Third, a tremulous law clerk writing a cert pool memo might worry that he or she would look foolish if, after successfully urging the Court to grant cert, there turned out to be a “vehicle problem”—i.e., that some procedural peculiarity of the case prevented the Court from reaching the merits. The Court might then have to “DIG” (dismiss as improvidently granted). Here, a superficial examination of the Fifth Circuit opinion might give the appearance of a vehicle problem, because the appeals court treated claim preclusion as an alternative ground for the ruling.

Yet there is no vehicle problem. On the contrary, as argued in an amicus brief on behalf of civil procedure/con-law/federal courts professors Yours Truly, Helen Herskoff (NYU), Gillian Metzger (Columbia), Neil Siegel (Duke), and David Strauss (U Chicago), far from containing a vehicle problem, Whole Woman’s Health presents a vehicle opportunity. The case provides the Court with the opportunity to clarify the interaction between claim preclusion and facial challenges.

The Fifth Circuit made a fundamental error that is perhaps understandable (but an error nonetheless) in light of the sloppy language that one sometimes sees around facial challenges. Having first adjudicated the plaintiffs’ pre-enforcement facial challenge to two provisions of the Texas law (including one that is now under challenge, the admitting provisions requirement), the appeals court treated that earlier judgment as forever barring any additional facial challenges, even to a provision that was not challenged in the first case (the ambulatory surgical center requirement).

In some sense, that's a familiar move. Unlike issue preclusion, which only bars relitigation of issues actually litigated, claim preclusion has a use-it-or-lose-it quality: Claims that could have been but weren't raised in the initial litigation may be lost on that ground.
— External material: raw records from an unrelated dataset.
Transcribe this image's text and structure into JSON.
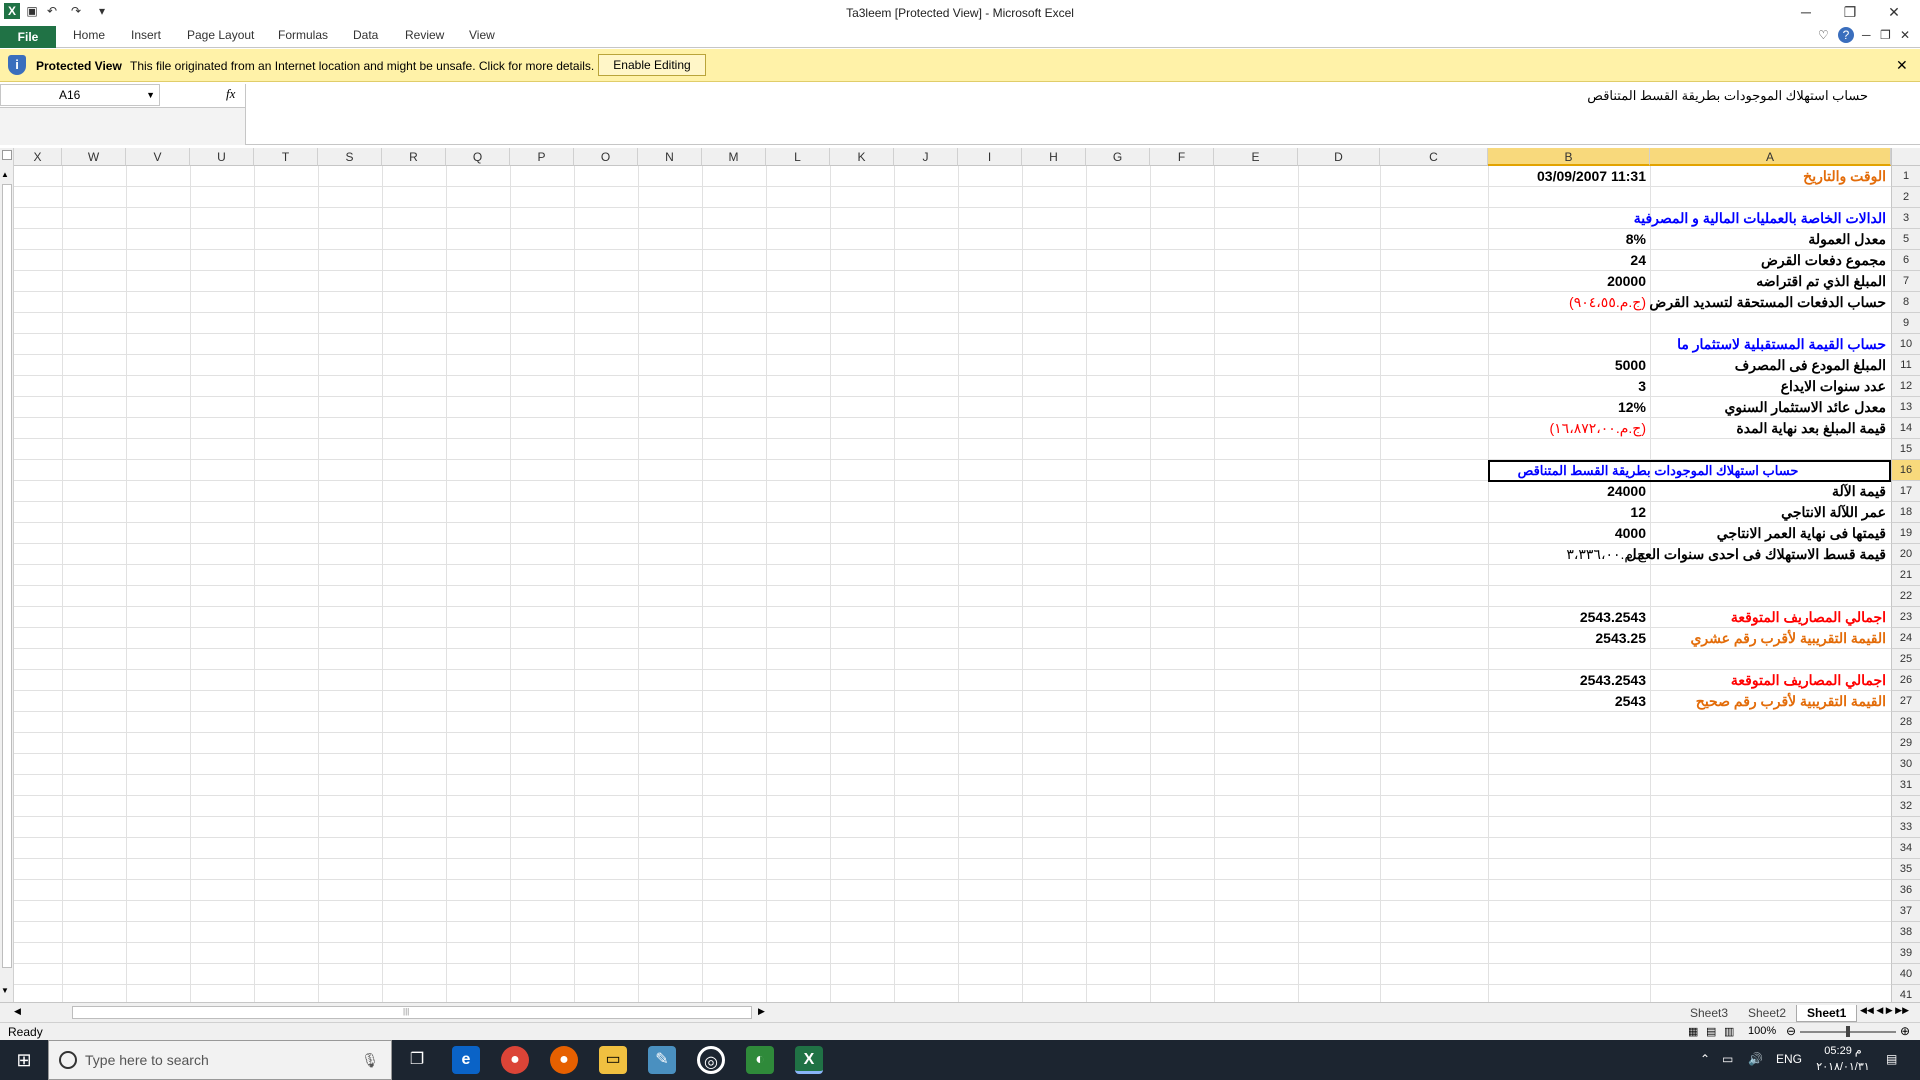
{
  "window": {
    "title": "Ta3leem  [Protected View] - Microsoft Excel",
    "minimize": "─",
    "restore": "❐",
    "close": "✕"
  },
  "ribbon": {
    "tabs": [
      "File",
      "Home",
      "Insert",
      "Page Layout",
      "Formulas",
      "Data",
      "Review",
      "View"
    ]
  },
  "protected_view": {
    "title": "Protected View",
    "message": "This file originated from an Internet location and might be unsafe. Click for more details.",
    "button": "Enable Editing",
    "close": "✕"
  },
  "formula_bar": {
    "name_box": "A16",
    "fx": "fx",
    "formula": "حساب استهلاك الموجودات بطريقة القسط المتناقص"
  },
  "columns": [
    "X",
    "W",
    "V",
    "U",
    "T",
    "S",
    "R",
    "Q",
    "P",
    "O",
    "N",
    "M",
    "L",
    "K",
    "J",
    "I",
    "H",
    "G",
    "F",
    "E",
    "D",
    "C",
    "B",
    "A"
  ],
  "rows": [
    "1",
    "2",
    "3",
    "5",
    "6",
    "7",
    "8",
    "9",
    "10",
    "11",
    "12",
    "13",
    "14",
    "15",
    "16",
    "17",
    "18",
    "19",
    "20",
    "21",
    "22",
    "23",
    "24",
    "25",
    "26",
    "27",
    "28",
    "29",
    "30",
    "31",
    "32",
    "33",
    "34",
    "35",
    "36",
    "37",
    "38",
    "39",
    "40",
    "41"
  ],
  "cells": {
    "r1": {
      "a": "الوقت والتاريخ",
      "b": "03/09/2007 11:31"
    },
    "r3": {
      "a": "الدالات الخاصة بالعمليات المالية و المصرفية",
      "b": ""
    },
    "r5": {
      "a": "معدل العمولة",
      "b": "8%"
    },
    "r6": {
      "a": "مجموع دفعات القرض",
      "b": "24"
    },
    "r7": {
      "a": "المبلغ الذي تم اقتراضه",
      "b": "20000"
    },
    "r8": {
      "a": "حساب الدفعات المستحقة لتسديد القرض",
      "b": "(ج.م.‏٩٠٤،٥٥)"
    },
    "r10": {
      "a": "حساب القيمة المستقبلية لاستثمار ما",
      "b": ""
    },
    "r11": {
      "a": "المبلغ المودع فى المصرف",
      "b": "5000"
    },
    "r12": {
      "a": "عدد سنوات الايداع",
      "b": "3"
    },
    "r13": {
      "a": "معدل عائد الاستثمار السنوي",
      "b": "12%"
    },
    "r14": {
      "a": "قيمة المبلغ بعد نهاية المدة",
      "b": "(ج.م.‏١٦،٨٧٢،٠٠)"
    },
    "r16": {
      "a": "حساب استهلاك الموجودات بطريقة القسط المتناقص",
      "b": ""
    },
    "r17": {
      "a": "قيمة الآلة",
      "b": "24000"
    },
    "r18": {
      "a": "عمر اللآلة الانتاجي",
      "b": "12"
    },
    "r19": {
      "a": "قيمتها فى نهاية العمر الانتاجي",
      "b": "4000"
    },
    "r20": {
      "a": "قيمة قسط الاستهلاك فى احدى سنوات العمل",
      "b": "ج.م.‏٣،٣٣٦،٠٠"
    },
    "r23": {
      "a": "اجمالي المصاريف المتوقعة",
      "b": "2543.2543"
    },
    "r24": {
      "a": "القيمة التقريبية لأقرب رقم عشري",
      "b": "2543.25"
    },
    "r26": {
      "a": "اجمالي المصاريف المتوقعة",
      "b": "2543.2543"
    },
    "r27": {
      "a": "القيمة التقريبية لأقرب رقم صحيح",
      "b": "2543"
    }
  },
  "sheets": [
    "Sheet3",
    "Sheet2",
    "Sheet1"
  ],
  "active_sheet": "Sheet1",
  "status": {
    "ready": "Ready",
    "zoom": "100%"
  },
  "taskbar": {
    "search_placeholder": "Type here to search",
    "language": "ENG",
    "time": "05:29 م",
    "date": "٢٠١٨/٠١/٣١"
  },
  "colors": {
    "excel_green": "#207245",
    "orange": "#e36c09",
    "blue": "#0000ff",
    "red": "#ff0000",
    "pv_yellow": "#fff2a8"
  }
}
But the fact that a provision appears in the same statute as a provision challenged in an earlier lawsuit does not necessarily mean that a challenge to one must include a challenge to the other--especially when a legislature enacts a complex regulatory scheme. As we argue in our brief: "Omnibus legislation does not require omnibus litigation." It would be perverse to hold otherwise, as lawyers would feel obliged to challenge provisions that they thought they might, at some future time, wish to challenge, for fear of losing the ability to do so.

There are other difficulties with the Fifth Circuit's preclusion analysis as well, as discussed in our brief and in the petition itself. Here I'll conclude by noting that the Fifth Circuit may have been misled by a common but mistaken picture of facial litigation as akin to the sort of pre-enactment "abstract" review that some European (and other) constitutional courts conduct of statutes as a whole. There is no such power in Article III courts and facial challenges are not even the closest thing we have to a rough approximation of that power. The closest thing we have is the anticipatory challenge for either injunctive or declaratory relief after a law is enacted but before it goes into effect. An anticipatory challenge can be facial or as-applied (or both). Further, a facial challenge can be based on a factual record.

In general, as my work, the work of Harvard Law Professor Richard Fallon, and the work of others aims to show, facial challenges are not that sharply different from other kinds of lawsuits. The Supreme Court case law in the last several decades has sometimes usefully noted that the main distinction is remedial and that even there the distinction isn't that sharp. But enough confusion exists that the Court ought to take the case to clarify.

And that's not even counting the main reason the Court should grant cert: Because the Fifth Circuit wants to allow the nation's second most populous state to deny thousands of women their constitutional right to abortion.